Tagged PDF 문서에서 구조 요소를 만들기 위해, Aspose.PDF는 구조 요소를 만들기 위한 메서드를 제공한다 using the ITaggedContent 인터페이스. 이 예제는 의미 구조를 가진 Tagged PDF 문서를 생성합니다 — 의미 구조를 갖는 PDF로, 접근성을 높이고 PDF/UA와 같은 표준을 준수합니다. 다음 코드 스니펫은 헤더와 단락이라는 2개의 요소를 포함하는 Tagged PDF를 만드는 방법을 보여줍니다.

import aspose.pdf as ap
import sys
from os import path

def create_tagged_pdf_document_simple(outfile):

    # Create PDF Document
    with ap.Document() as document:
        # Get Content for working with TaggedPdf
        tagged_content = document.tagged_content
        root_element = tagged_content.root_element

        # Set Title and Language for Document
        tagged_content.set_title("Tagged Pdf Document")
        tagged_content.set_language("en-US")
        main_header = tagged_content.create_header_element()
        main_header.set_text("Main Header")
        paragraph_element = tagged_content.create_paragraph_element()
        paragraph_element.set_text(
            "Lorem ipsum dolor sit amet, consectetur adipiscing elit. "
            + "Aenean nec lectus ac sem faucibus imperdiet. Sed ut erat ac magna ullamcorper hendrerit. "
            + "Cras pellentesque libero semper, gravida magna sed, luctus leo. Fusce lectus odio, laoreet "
            + "nec ullamcorper ut, molestie eu elit. Interdum et malesuada fames ac ante ipsum primis in faucibus. "
            + "Aliquam lacinia sit amet elit ac consectetur. Donec cursus condimentum ligula, vitae volutpat "
            + "sem tristique eget. Nulla in consectetur massa. Vestibulum vitae lobortis ante. Nulla ullamcorper "
            + "pellentesque justo rhoncus accumsan. Mauris ornare eu odio non lacinia. Aliquam massa leo, rhoncus "
            + "ac iaculis eget, tempus et magna. Sed non consectetur elit. Sed vulputate, quam sed lacinia luctus, "
            + "ipsum nibh fringilla purus, vitae posuere risus odio id massa. Cras sed venenatis lacus."
        )
        root_element.append_child(main_header, True)
        root_element.append_child(paragraph_element, True)

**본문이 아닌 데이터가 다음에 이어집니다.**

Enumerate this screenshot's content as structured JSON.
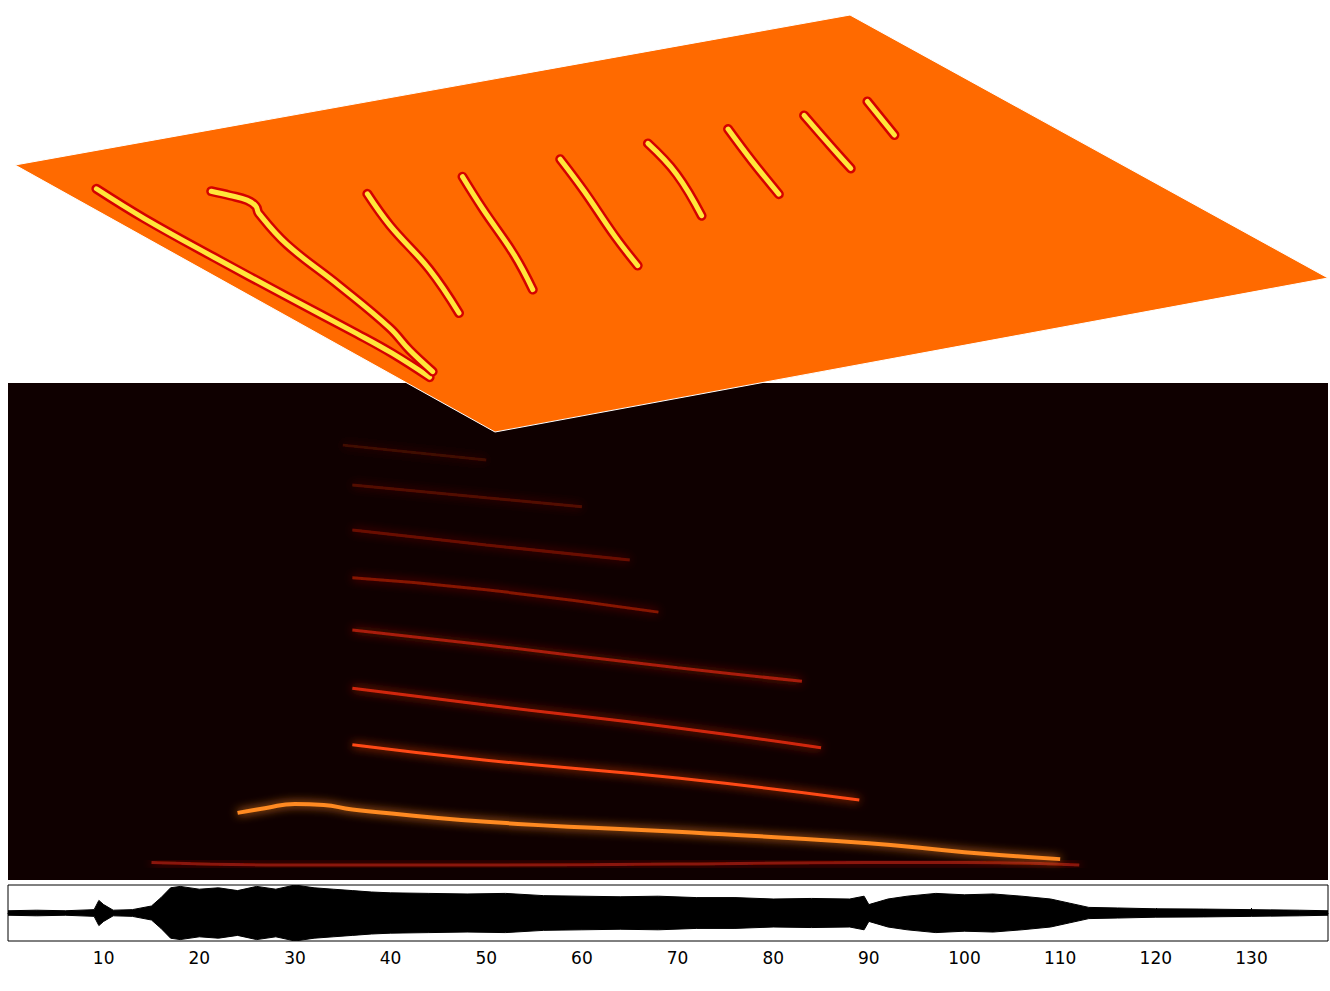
{
  "chart_data": {
    "type": "spectrogram",
    "xlim": [
      0,
      138
    ],
    "xticks": [
      10,
      20,
      30,
      40,
      50,
      60,
      70,
      80,
      90,
      100,
      110,
      120,
      130
    ],
    "ylim": [
      0,
      100
    ],
    "tick_labels": "x",
    "series": [
      {
        "color": "#8a1408",
        "x": [
          15,
          30,
          50,
          70,
          90,
          100,
          112
        ],
        "values": [
          3.5,
          3,
          3,
          3.2,
          3.5,
          3.5,
          3
        ]
      },
      {
        "color": "#ff8a20",
        "x": [
          24,
          27,
          30,
          33,
          36,
          50,
          70,
          90,
          100,
          110
        ],
        "values": [
          13.5,
          14.5,
          15.3,
          15.1,
          14.2,
          11.7,
          9.7,
          7.4,
          5.6,
          4.2
        ]
      },
      {
        "color": "#ff4a14",
        "x": [
          36,
          50,
          70,
          89
        ],
        "values": [
          27.2,
          24.1,
          20.5,
          16.1
        ]
      },
      {
        "color": "#d0280c",
        "x": [
          36,
          50,
          70,
          85
        ],
        "values": [
          38.6,
          35.2,
          30.6,
          26.6
        ]
      },
      {
        "color": "#a81c08",
        "x": [
          36,
          50,
          70,
          83
        ],
        "values": [
          50.3,
          47.3,
          42.7,
          40.0
        ]
      },
      {
        "color": "#861406",
        "x": [
          36,
          50,
          68
        ],
        "values": [
          60.8,
          58.4,
          53.9
        ]
      },
      {
        "color": "#6a1004",
        "x": [
          36,
          50,
          65
        ],
        "values": [
          70.4,
          67.4,
          64.4
        ]
      },
      {
        "color": "#520c04",
        "x": [
          36,
          50,
          60
        ],
        "values": [
          79.5,
          76.9,
          75.1
        ]
      },
      {
        "color": "#400a04",
        "x": [
          35,
          50
        ],
        "values": [
          87.5,
          84.5
        ]
      }
    ],
    "waveform": {
      "color": "#000000",
      "ylim": [
        -1,
        1
      ],
      "x": [
        0,
        3,
        6,
        9,
        9.5,
        10,
        11,
        13,
        15,
        16,
        17,
        18,
        20,
        22,
        24,
        26,
        28,
        30,
        32,
        34,
        36,
        38,
        40,
        44,
        48,
        52,
        56,
        60,
        64,
        68,
        72,
        76,
        80,
        84,
        88,
        89.5,
        90,
        92,
        94,
        97,
        100,
        103,
        106,
        109,
        111,
        113,
        116,
        120,
        125,
        130,
        135,
        138
      ],
      "amplitude": [
        0.08,
        0.1,
        0.08,
        0.12,
        0.45,
        0.3,
        0.1,
        0.12,
        0.25,
        0.55,
        0.9,
        0.95,
        0.85,
        0.9,
        0.8,
        0.95,
        0.85,
        1.0,
        0.9,
        0.85,
        0.8,
        0.75,
        0.72,
        0.7,
        0.68,
        0.7,
        0.62,
        0.6,
        0.58,
        0.6,
        0.55,
        0.55,
        0.5,
        0.52,
        0.5,
        0.6,
        0.3,
        0.5,
        0.6,
        0.7,
        0.65,
        0.68,
        0.6,
        0.5,
        0.35,
        0.2,
        0.18,
        0.15,
        0.14,
        0.12,
        0.1,
        0.08
      ]
    }
  }
}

        # Save Tagged PDF Document
        document.save(outfile)

Tagged PDF 만들기 (고급)

import aspose.pdf as ap
import sys
from os import path

def create_tagged_pdf_document_adv(outfile):
    # Create PDF Document
    with ap.Document() as document:
        # Get Content for working with TaggedPdf
        tagged_content = document.tagged_content
        root_element = tagged_content.root_element

        # Set Title and Language for Document
        tagged_content.set_title("Tagged Pdf Document")
        tagged_content.set_language("en-US")

        # Create Header Level 1
        header1 = tagged_content.create_header_element(1)
        header1.set_text("Header Level 1")

        # Create Paragraph with Quotes
        paragraph_with_quotes = tagged_content.create_paragraph_element()
        paragraph_with_quotes.structure_text_state.font = (
            ap.text.FontRepository.find_font("Arial")
        )
        position_settings = ap.tagged.PositionSettings()
        position_settings.margin = ap.MarginInfo(10, 5, 10, 5)
        paragraph_with_quotes.adjust_position(position_settings)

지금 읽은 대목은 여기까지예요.